Best among Dyer's prose works were his Memoirs on the Life and Writings of Robert Robinson and his History of the University and Colleges of Cambridge. He wrote, moreover, countless articles, reviews and biographies for periodicals, pamphlets on religious questions, and “all that was original” in James Valpy's edition of the classics, in 141 volumes, 1809-1831. He also travelled from library to library collecting materials for a bibliographical work, which was never published. Dyer showed Hazlitt “with some triumph” two fingers of which he had lost the use in copying out manuscripts of Procrus and Plotinus in a fine Greek hand.

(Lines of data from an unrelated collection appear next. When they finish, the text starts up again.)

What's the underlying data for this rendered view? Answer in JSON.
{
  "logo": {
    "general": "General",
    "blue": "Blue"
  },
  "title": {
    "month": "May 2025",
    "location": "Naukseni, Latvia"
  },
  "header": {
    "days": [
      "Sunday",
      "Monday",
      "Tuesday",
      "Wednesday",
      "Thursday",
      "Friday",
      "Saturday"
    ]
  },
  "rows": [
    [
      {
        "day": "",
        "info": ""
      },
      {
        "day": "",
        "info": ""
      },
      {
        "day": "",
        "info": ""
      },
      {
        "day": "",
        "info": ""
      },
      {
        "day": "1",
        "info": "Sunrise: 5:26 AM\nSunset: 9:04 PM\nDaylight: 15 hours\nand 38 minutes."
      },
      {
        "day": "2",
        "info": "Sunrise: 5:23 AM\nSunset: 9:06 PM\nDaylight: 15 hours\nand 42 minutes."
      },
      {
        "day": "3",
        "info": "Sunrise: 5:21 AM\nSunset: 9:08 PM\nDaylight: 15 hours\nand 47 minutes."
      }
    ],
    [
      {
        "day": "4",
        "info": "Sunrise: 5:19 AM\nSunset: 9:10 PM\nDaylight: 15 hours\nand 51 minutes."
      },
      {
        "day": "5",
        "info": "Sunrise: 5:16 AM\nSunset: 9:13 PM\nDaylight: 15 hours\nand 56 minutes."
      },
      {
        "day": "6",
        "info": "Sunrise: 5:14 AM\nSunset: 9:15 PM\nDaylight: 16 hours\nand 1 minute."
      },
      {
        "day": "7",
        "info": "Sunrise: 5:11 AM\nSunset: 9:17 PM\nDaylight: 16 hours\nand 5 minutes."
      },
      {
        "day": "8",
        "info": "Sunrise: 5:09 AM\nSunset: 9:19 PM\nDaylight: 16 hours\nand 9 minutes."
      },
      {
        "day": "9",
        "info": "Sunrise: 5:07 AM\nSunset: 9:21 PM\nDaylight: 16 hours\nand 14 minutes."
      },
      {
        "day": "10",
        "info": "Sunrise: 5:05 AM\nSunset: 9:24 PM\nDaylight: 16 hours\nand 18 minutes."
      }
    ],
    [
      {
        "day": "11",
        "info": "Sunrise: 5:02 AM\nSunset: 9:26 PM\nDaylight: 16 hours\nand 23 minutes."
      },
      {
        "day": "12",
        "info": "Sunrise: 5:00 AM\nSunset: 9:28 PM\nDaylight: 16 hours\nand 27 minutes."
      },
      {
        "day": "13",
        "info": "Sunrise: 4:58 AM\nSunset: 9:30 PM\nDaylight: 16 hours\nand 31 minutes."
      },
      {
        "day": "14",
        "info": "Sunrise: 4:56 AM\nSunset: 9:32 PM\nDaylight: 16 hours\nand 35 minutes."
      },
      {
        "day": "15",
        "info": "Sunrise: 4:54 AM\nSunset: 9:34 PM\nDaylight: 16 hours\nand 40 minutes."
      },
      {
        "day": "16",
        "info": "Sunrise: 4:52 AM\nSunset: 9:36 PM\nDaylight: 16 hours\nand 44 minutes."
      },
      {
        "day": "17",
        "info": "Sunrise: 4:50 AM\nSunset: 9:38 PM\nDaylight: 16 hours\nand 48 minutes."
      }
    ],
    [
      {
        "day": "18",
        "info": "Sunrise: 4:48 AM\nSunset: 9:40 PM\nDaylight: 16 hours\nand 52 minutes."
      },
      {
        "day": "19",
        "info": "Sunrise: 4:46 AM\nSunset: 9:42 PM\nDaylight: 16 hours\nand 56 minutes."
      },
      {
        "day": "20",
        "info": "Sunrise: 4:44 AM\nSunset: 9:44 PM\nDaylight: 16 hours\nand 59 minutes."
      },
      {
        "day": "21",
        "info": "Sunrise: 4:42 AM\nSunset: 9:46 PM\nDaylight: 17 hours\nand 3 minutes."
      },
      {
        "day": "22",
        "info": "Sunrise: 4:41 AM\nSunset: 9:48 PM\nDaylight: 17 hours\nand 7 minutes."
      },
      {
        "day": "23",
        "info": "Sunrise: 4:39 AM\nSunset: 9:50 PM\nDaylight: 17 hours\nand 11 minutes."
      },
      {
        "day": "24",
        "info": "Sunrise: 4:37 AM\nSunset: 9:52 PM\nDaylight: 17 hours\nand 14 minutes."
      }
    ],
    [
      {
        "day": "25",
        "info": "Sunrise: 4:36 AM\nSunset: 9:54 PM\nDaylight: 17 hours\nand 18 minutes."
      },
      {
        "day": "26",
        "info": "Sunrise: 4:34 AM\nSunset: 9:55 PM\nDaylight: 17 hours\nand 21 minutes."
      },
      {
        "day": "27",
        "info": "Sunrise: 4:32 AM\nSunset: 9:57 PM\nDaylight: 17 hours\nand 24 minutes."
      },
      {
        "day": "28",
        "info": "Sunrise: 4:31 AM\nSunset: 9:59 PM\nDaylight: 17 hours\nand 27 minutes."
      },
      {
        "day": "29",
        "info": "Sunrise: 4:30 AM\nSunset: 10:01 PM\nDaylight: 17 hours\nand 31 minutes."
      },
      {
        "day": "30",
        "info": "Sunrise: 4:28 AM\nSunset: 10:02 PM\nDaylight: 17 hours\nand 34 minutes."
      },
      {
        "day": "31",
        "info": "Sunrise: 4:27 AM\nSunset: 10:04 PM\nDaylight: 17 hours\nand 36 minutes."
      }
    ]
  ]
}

W. C. Hazlitt recorded that Miss Lamb and Mrs. Hazlitt once made a plan pleasantly to surprise Dyer by mending his arm-chair, which had a hundred holes in it. These they sewed up. Dyer's horror may be imagined when it is recorded that in every one of those gaping wounds he kept a book.

“He hangs,” said William Hazlitt, “like a film and cobweb upon letters, or like the dust on the outside of knowledge, which should not too rudely be brushed aside.” And Lamb summed up his labours in the following words in “Oxford in the Vacation” in 1820: “D. has been under-working for himself ever since;—drudging at low rates for unappreciating booksellers,—wasting his fine erudition in silent corrections of the classics, and in those unostentatious but solid services to learning, which commonly fall to the lot of laborious scholars, who have not the art to sell themselves to the best advantage. … If his muse of kindness halt a little behind the strong lines, in fashion in this excitement-craving age, his prose is the best of the sort in the world, and exhibits a faithful transcript of his own healthy natural mind, and cheerful innocent tone of conversation.”